Over the past 5 years, CO2 emissions in the clay brick sector have been reduced by 380,000 tons of CO2 annually. An assessment survey in 2017 identified that the weighted average energy consumption has been reduced from 3.46 MJ/kg fired brick in 2013 to 2.97 MJ/kg fired brick in 2017. This equals to a reduction of the energy intensity of 14.1% - 4% over our initial target!
Manufacturers were introduced to alternative technologies and processes to increase their access to international best practice and upgrade opportunities. The Vertical Shaft Brick Kiln (VSBK) and the Habla Zig Zag Kiln were the two that proved most suitable for South African conditions. Both these kiln firing technologies reduce the use of coal during firing, which in turn reduces emissions. Through education and skills transfer, the clay brick industry is empowered and committed to continue to improve their sustainability.
Research into the coal use of different firing technologies and case studies on technology improvements have quantified potential energy savings as well as return on investment and payback periods. This ensures that brick manufacturers make informed decisions about future capital improvements, which will continue to boost the sustainability of the industry.
Benefits for air quality & health
The various technologies - especially the new firing methods - have drastically reduced the PM 10 (particulate matter) and Black Carbon by up to 90% at participating brick-makers, bringing it within the regulation limits of 50 ppm. These polluting gases are emitted by the uncontrolled firing process of older clamp kilns. Air quality improvements are shown wherever technology was upgraded.
Direct large human health benefits come from the significant improvement at the various factories, improving the working conditions and exposure to gases during the operation of the various technologies.
Long-term Knowledge Transfer
The project is co-ordinated by the Clay Brick Association of South Africa (CBA), the industry body that supports, informs and educates the majority of clay brick manufacturers in the formal sector.
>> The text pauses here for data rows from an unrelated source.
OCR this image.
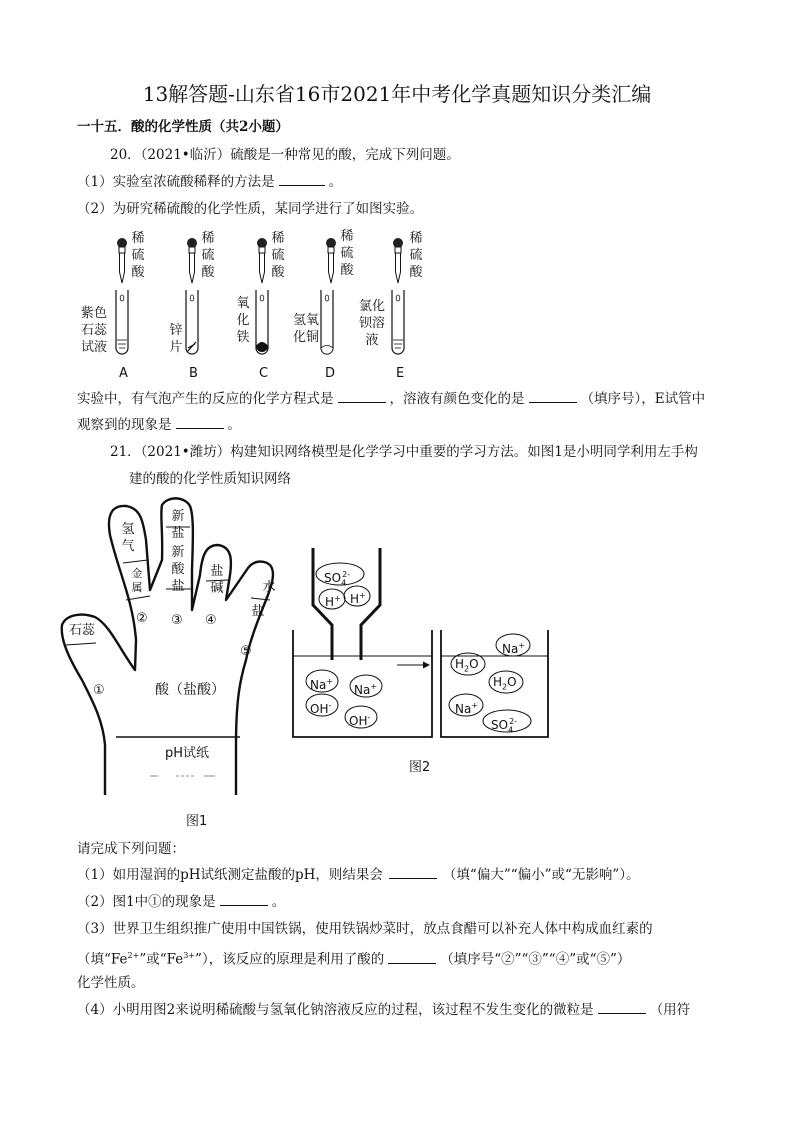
13解答题-山东省16市2021年中考化学真题知识分类汇编
一十五．酸的化学性质（共2小题）
20．（2021•临沂）硫酸是一种常见的酸，完成下列问题。
（1）实验室浓硫酸稀释的方法是	。
（2）为研究稀硫酸的化学性质，某同学进行了如图实验。
稀硫酸
稀硫酸
稀硫酸
稀硫酸
稀硫酸
紫色
石蕊
试液
锌
片
氧
化
铁
氢氧
化铜
氯化
钡溶
液
A	B	C	D	E
实验中，有气泡产生的反应的化学方程式是	，溶液有颜色变化的是	（填序号），E试管中
观察到的现象是	。
21．（2021•潍坊）构建知识网络模型是化学学习中重要的学习方法。如图1是小明同学利用左手构
建的酸的化学性质知识网络
氢气
金属
新盐
新酸盐
盐碱	水
盐
石蕊
①
② ③ ④
⑤
酸（盐酸）
pH试纸
图1
$SO_4^{2-}$
H+ H+
Na+
Na+
OH-
OH-
Na+
$H_2O$
$H_2O$
Na+
$SO_4^{2-}$
图2
请完成下列问题：
（1）如用湿润的pH试纸测定盐酸的pH，则结果会	（填“偏大”“偏小”或“无影响”）。
（2）图1中①的现象是	。
（3）世界卫生组织推广使用中国铁锅，使用铁锅炒菜时，放点食醋可以补充人体中构成血红素的
（填“$Fe^{2+}$”或“$Fe^{3+}$”），该反应的原理是利用了酸的	（填序号“②”“③”“④”或“⑤”）
化学性质。
（4）小明用图2来说明稀硫酸与氢氧化钠溶液反应的过程，该过程不发生变化的微粒是	（用符
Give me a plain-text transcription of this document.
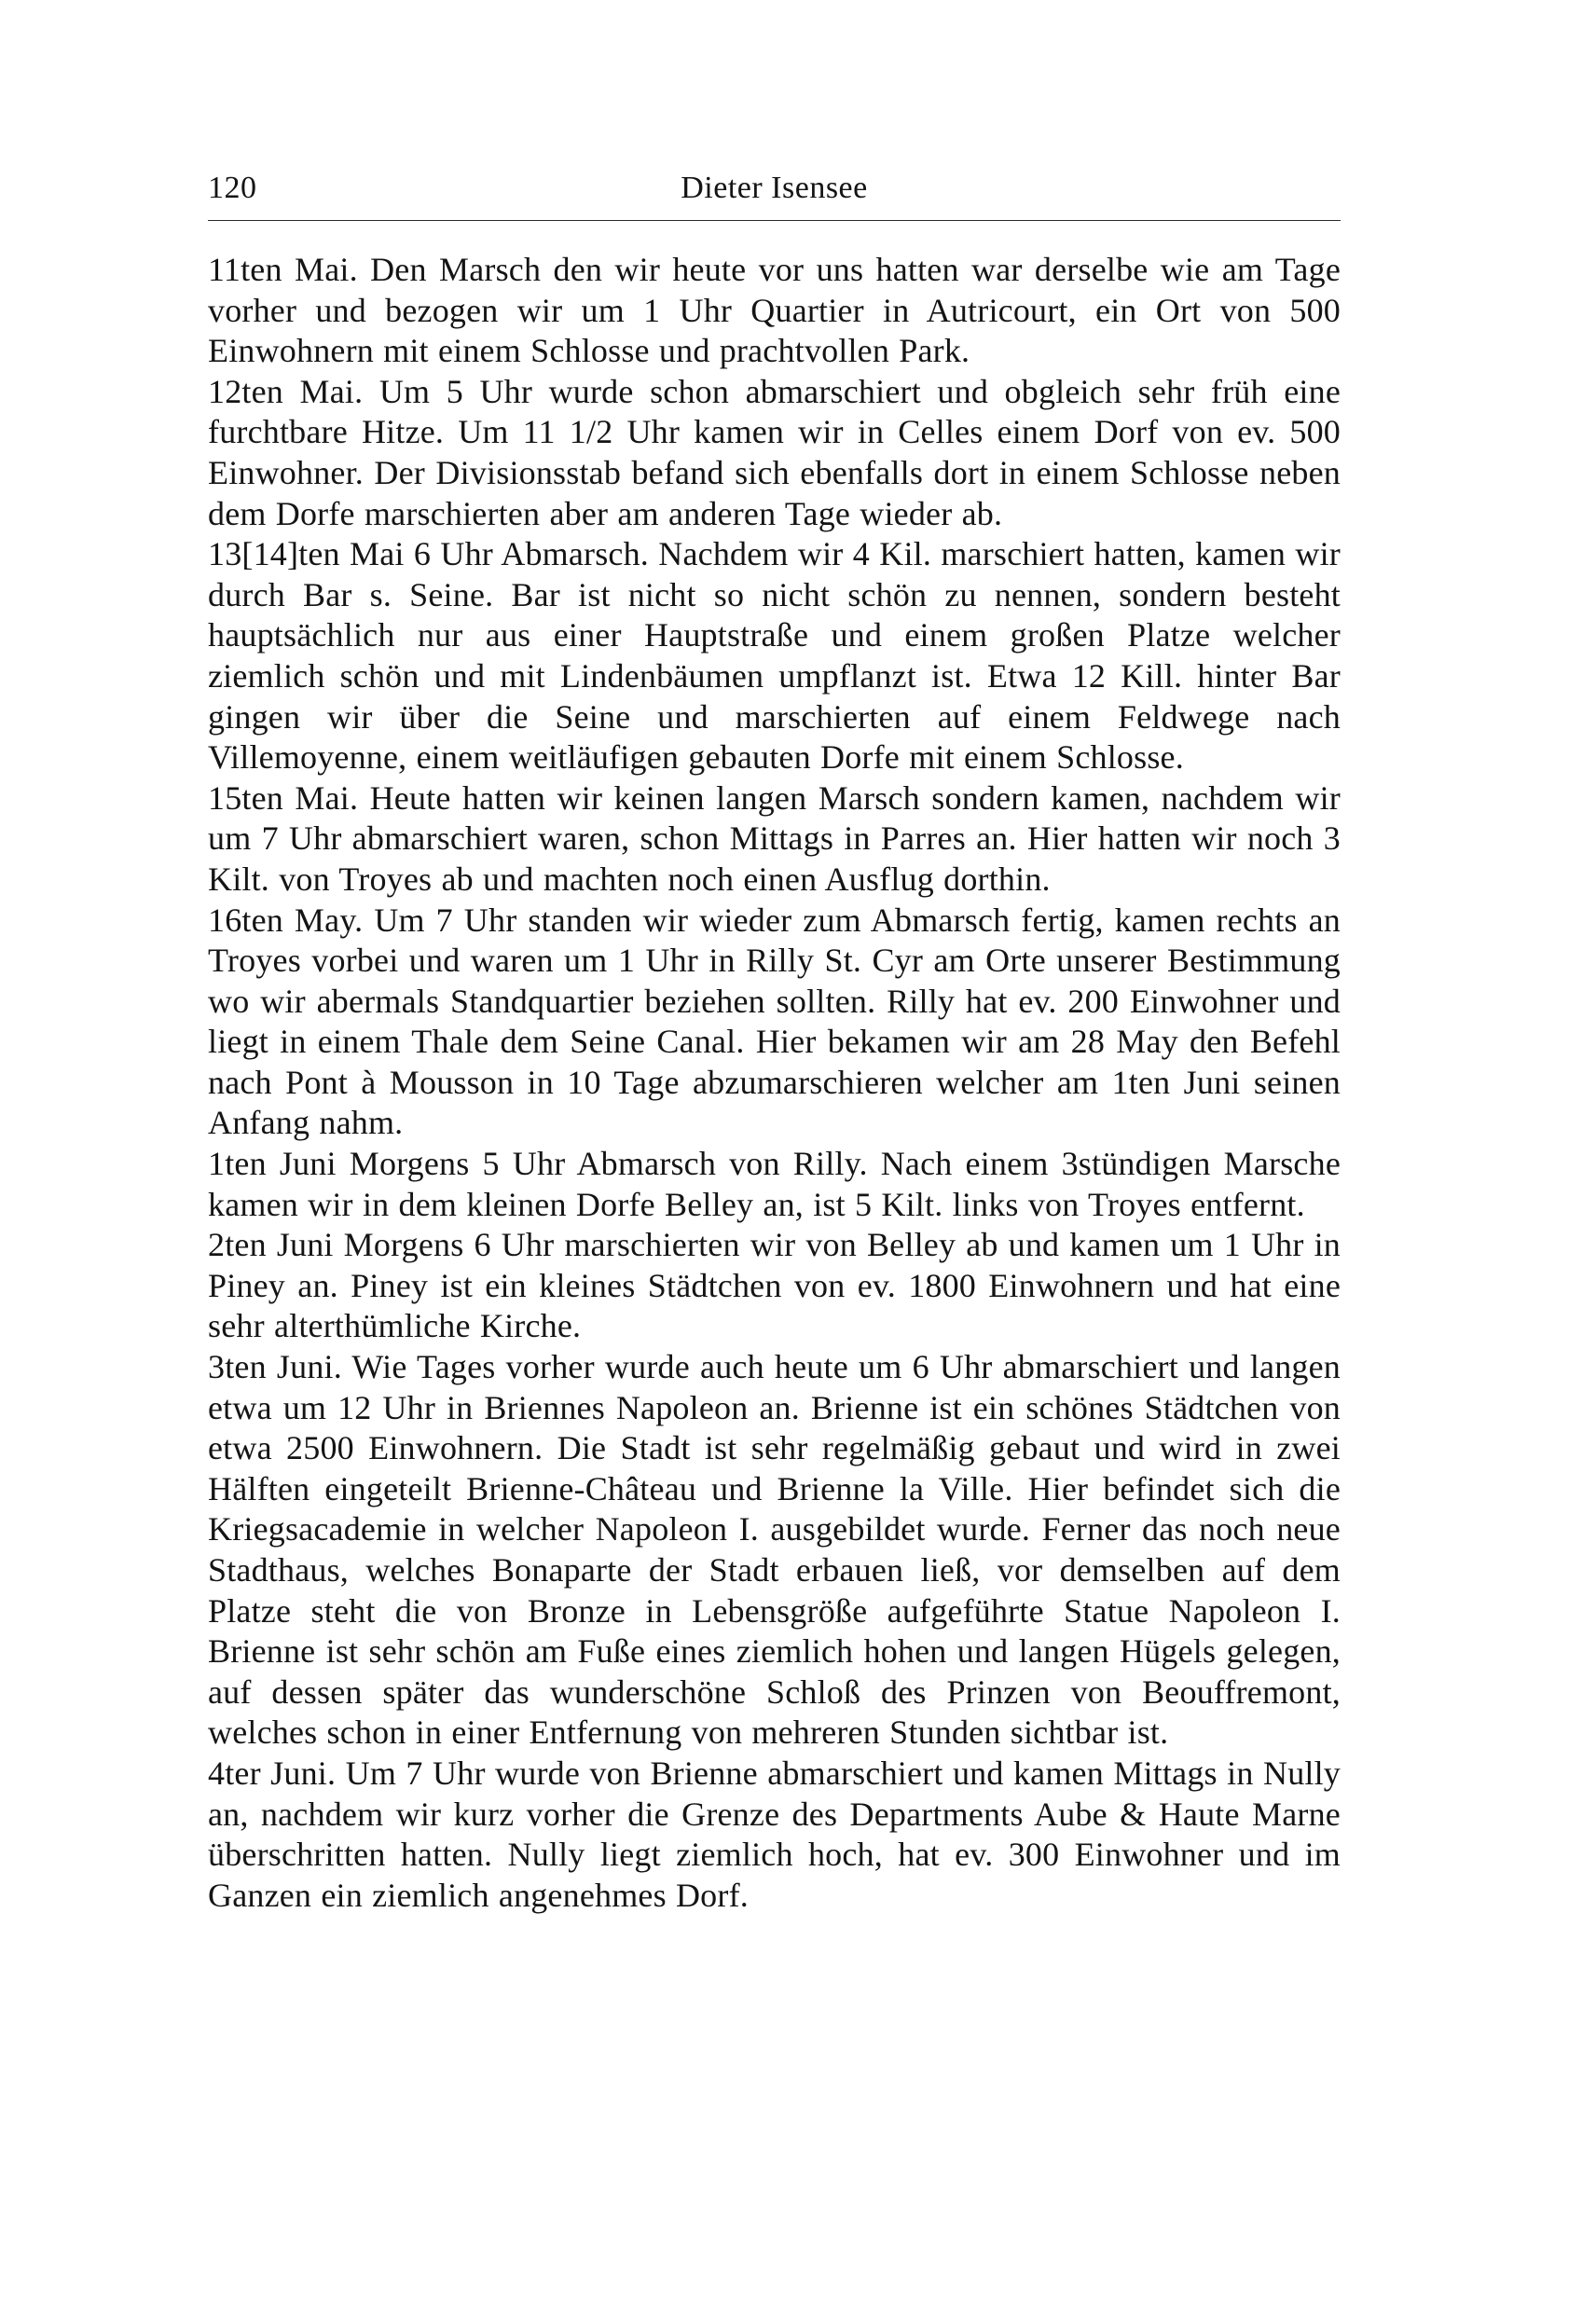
120	Dieter Isensee

11ten Mai. Den Marsch den wir heute vor uns hatten war derselbe wie am Tage vorher und bezogen wir um 1 Uhr Quartier in Autricourt, ein Ort von 500 Einwohnern mit einem Schlosse und prachtvollen Park.

12ten Mai. Um 5 Uhr wurde schon abmarschiert und obgleich sehr früh eine furchtbare Hitze. Um 11 1/2 Uhr kamen wir in Celles einem Dorf von ev. 500 Einwohner. Der Divisionsstab befand sich ebenfalls dort in einem Schlosse neben dem Dorfe marschierten aber am anderen Tage wieder ab.

13[14]ten Mai 6 Uhr Abmarsch. Nachdem wir 4 Kil. marschiert hatten, kamen wir durch Bar s. Seine. Bar ist nicht so nicht schön zu nennen, sondern besteht hauptsächlich nur aus einer Hauptstraße und einem großen Platze welcher ziemlich schön und mit Lindenbäumen umpflanzt ist. Etwa 12 Kill. hinter Bar gingen wir über die Seine und marschierten auf einem Feldwege nach Villemoyenne, einem weitläufigen gebauten Dorfe mit einem Schlosse.

15ten Mai. Heute hatten wir keinen langen Marsch sondern kamen, nachdem wir um 7 Uhr abmarschiert waren, schon Mittags in Parres an. Hier hatten wir noch 3 Kilt. von Troyes ab und machten noch einen Ausflug dorthin.

16ten May. Um 7 Uhr standen wir wieder zum Abmarsch fertig, kamen rechts an Troyes vorbei und waren um 1 Uhr in Rilly St. Cyr am Orte unserer Bestimmung wo wir abermals Standquartier beziehen sollten. Rilly hat ev. 200 Einwohner und liegt in einem Thale dem Seine Canal. Hier bekamen wir am 28 May den Befehl nach Pont à Mousson in 10 Tage abzumarschieren welcher am 1ten Juni seinen Anfang nahm.

1ten Juni Morgens 5 Uhr Abmarsch von Rilly. Nach einem 3stündigen Marsche kamen wir in dem kleinen Dorfe Belley an, ist 5 Kilt. links von Troyes entfernt.

2ten Juni Morgens 6 Uhr marschierten wir von Belley ab und kamen um 1 Uhr in Piney an. Piney ist ein kleines Städtchen von ev. 1800 Einwohnern und hat eine sehr alterthümliche Kirche.

3ten Juni. Wie Tages vorher wurde auch heute um 6 Uhr abmarschiert und langen etwa um 12 Uhr in Briennes Napoleon an. Brienne ist ein schönes Städtchen von etwa 2500 Einwohnern. Die Stadt ist sehr regelmäßig gebaut und wird in zwei Hälften eingeteilt Brienne-Château und Brienne la Ville. Hier befindet sich die Kriegsacademie in welcher Napoleon I. ausgebildet wurde. Ferner das noch neue Stadthaus, welches Bonaparte der Stadt erbauen ließ, vor demselben auf dem Platze steht die von Bronze in Lebensgröße aufgeführte Statue Napoleon I. Brienne ist sehr schön am Fuße eines ziemlich hohen und langen Hügels gelegen, auf dessen später das wunderschöne Schloß des Prinzen von Beouffremont, welches schon in einer Entfernung von mehreren Stunden sichtbar ist.

4ter Juni. Um 7 Uhr wurde von Brienne abmarschiert und kamen Mittags in Nully an, nachdem wir kurz vorher die Grenze des Departments Aube & Haute Marne überschritten hatten. Nully liegt ziemlich hoch, hat ev. 300 Einwohner und im Ganzen ein ziemlich angenehmes Dorf.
The EECB project leverages the credibility and communications base of an existing organisation, empowering it to reach producers and industry suppliers quickly and cost-effectively.
Several publications and research studies have added to the technology knowledgebase for the industry both nationally and internationally including South Africa’s first industry-wide Life Cycle Assessment (LCA). All publications are distributed through the CBA to its members and other brick-makers. The lessons learned in South Africa have been shared in Australia, Europe, the UK and USA.